Now a good number of artifacts digged up from the Huong river bed along with those unearthed in Hue’s Con Rang and Con Dai back in the 2000s cemented the historical fact that Thua Thien-Hue is also one of the Sa Huynh culture’s major sites, which means Hue’s age is likely to be extended by some thousands years.
Archeology Ph.D holder Nguyen Viet, director of the Southeast Asian Prehistory Center, revealed that some 3,000-4,000- year-old glazed terracotta and pottery artifacts, which are typically found at the country’s Bronze Age and early Iron Age sites, in Phan’s assemblage may point to the fact that Hue is likely to date back to even further than the Sa Huynh times, which is around 2,500 years ago.

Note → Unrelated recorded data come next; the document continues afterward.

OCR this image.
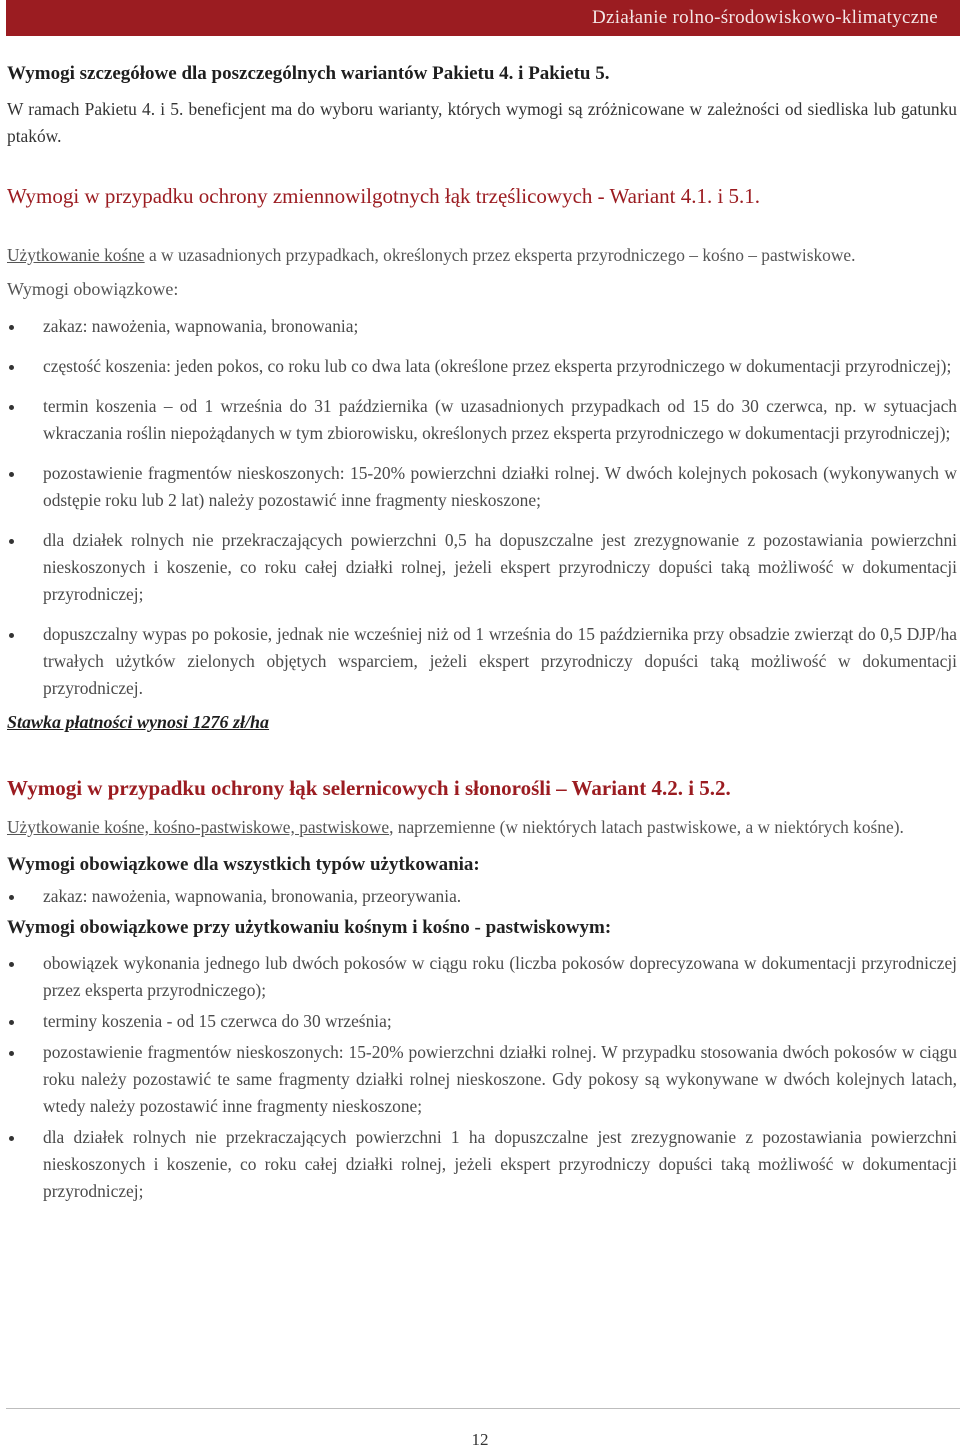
Działanie rolno-środowiskowo-klimatyczne

Wymogi szczegółowe dla poszczególnych wariantów Pakietu 4. i Pakietu 5.

W ramach Pakietu 4. i 5. beneficjent ma do wyboru warianty, których wymogi są zróżnicowane w zależności od siedliska lub gatunku ptaków.

Wymogi w przypadku ochrony zmiennowilgotnych łąk trzęślicowych - Wariant 4.1. i 5.1.

Użytkowanie kośne a w uzasadnionych przypadkach, określonych przez eksperta przyrodniczego – kośno – pastwiskowe.

Wymogi obowiązkowe:

zakaz: nawożenia, wapnowania, bronowania;
częstość koszenia: jeden pokos, co roku lub co dwa lata (określone przez eksperta przyrodniczego w dokumentacji przyrodniczej);
termin koszenia – od 1 września do 31 października (w uzasadnionych przypadkach od 15 do 30 czerwca, np. w sytuacjach wkraczania roślin niepożądanych w tym zbiorowisku, określonych przez eksperta przyrodniczego w dokumentacji przyrodniczej);
pozostawienie fragmentów nieskoszonych: 15-20% powierzchni działki rolnej. W dwóch kolejnych pokosach (wykonywanych w odstępie roku lub 2 lat) należy pozostawić inne fragmenty nieskoszone;
dla działek rolnych nie przekraczających powierzchni 0,5 ha dopuszczalne jest zrezygnowanie z pozostawiania powierzchni nieskoszonych i koszenie, co roku całej działki rolnej, jeżeli ekspert przyrodniczy dopuści taką możliwość w dokumentacji przyrodniczej;
dopuszczalny wypas po pokosie, jednak nie wcześniej niż od 1 września do 15 października przy obsadzie zwierząt do 0,5 DJP/ha trwałych użytków zielonych objętych wsparciem, jeżeli ekspert przyrodniczy dopuści taką możliwość w dokumentacji przyrodniczej.

Stawka płatności wynosi 1276 zł/ha

Wymogi w przypadku ochrony łąk selernicowych i słonorośli – Wariant 4.2. i 5.2.

Użytkowanie kośne, kośno-pastwiskowe, pastwiskowe, naprzemienne (w niektórych latach pastwiskowe, a w niektórych kośne).

Wymogi obowiązkowe dla wszystkich typów użytkowania:

zakaz: nawożenia, wapnowania, bronowania, przeorywania.

Wymogi obowiązkowe przy użytkowaniu kośnym i kośno - pastwiskowym:

obowiązek wykonania jednego lub dwóch pokosów w ciągu roku (liczba pokosów doprecyzowana w dokumentacji przyrodniczej przez eksperta przyrodniczego);
terminy koszenia - od 15 czerwca do 30 września;
pozostawienie fragmentów nieskoszonych: 15-20% powierzchni działki rolnej. W przypadku stosowania dwóch pokosów w ciągu roku należy pozostawić te same fragmenty działki rolnej nieskoszone. Gdy pokosy są wykonywane w dwóch kolejnych latach, wtedy należy pozostawić inne fragmenty nieskoszone;
dla działek rolnych nie przekraczających powierzchni 1 ha dopuszczalne jest zrezygnowanie z pozostawiania powierzchni nieskoszonych i koszenie, co roku całej działki rolnej, jeżeli ekspert przyrodniczy dopuści taką możliwość w dokumentacji przyrodniczej;
12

“Phan’s collection vividly reflects the formation and interaction between different groups of people from the Sa Huynh, Champa and Dai Viet cultures manifest in the Huong river basin, which opens new windows for historians and cultural researchers,” remarked Prof. Lam Thi My Dung, director of the Anthropology Museum.
Dung added that the Champa pottery artifacts in Phan’s collection are so bountiful and diverse that experts can use them as materials for graduate and postgraduate archeological thesis.
“This would also help Phan categorize and systemize his huge heritage and introduce it as well as his tremendous preservation efforts to the public,” Dung elaborated.
Lecturer Nguyen Anh Thu commented that as one of the country’s largest private ‘museums’, Phan’s collection boasts a vast number of invaluable artifacts, including those which have yet to be unearthed in excavations, and vividly reflect almost all historical periods.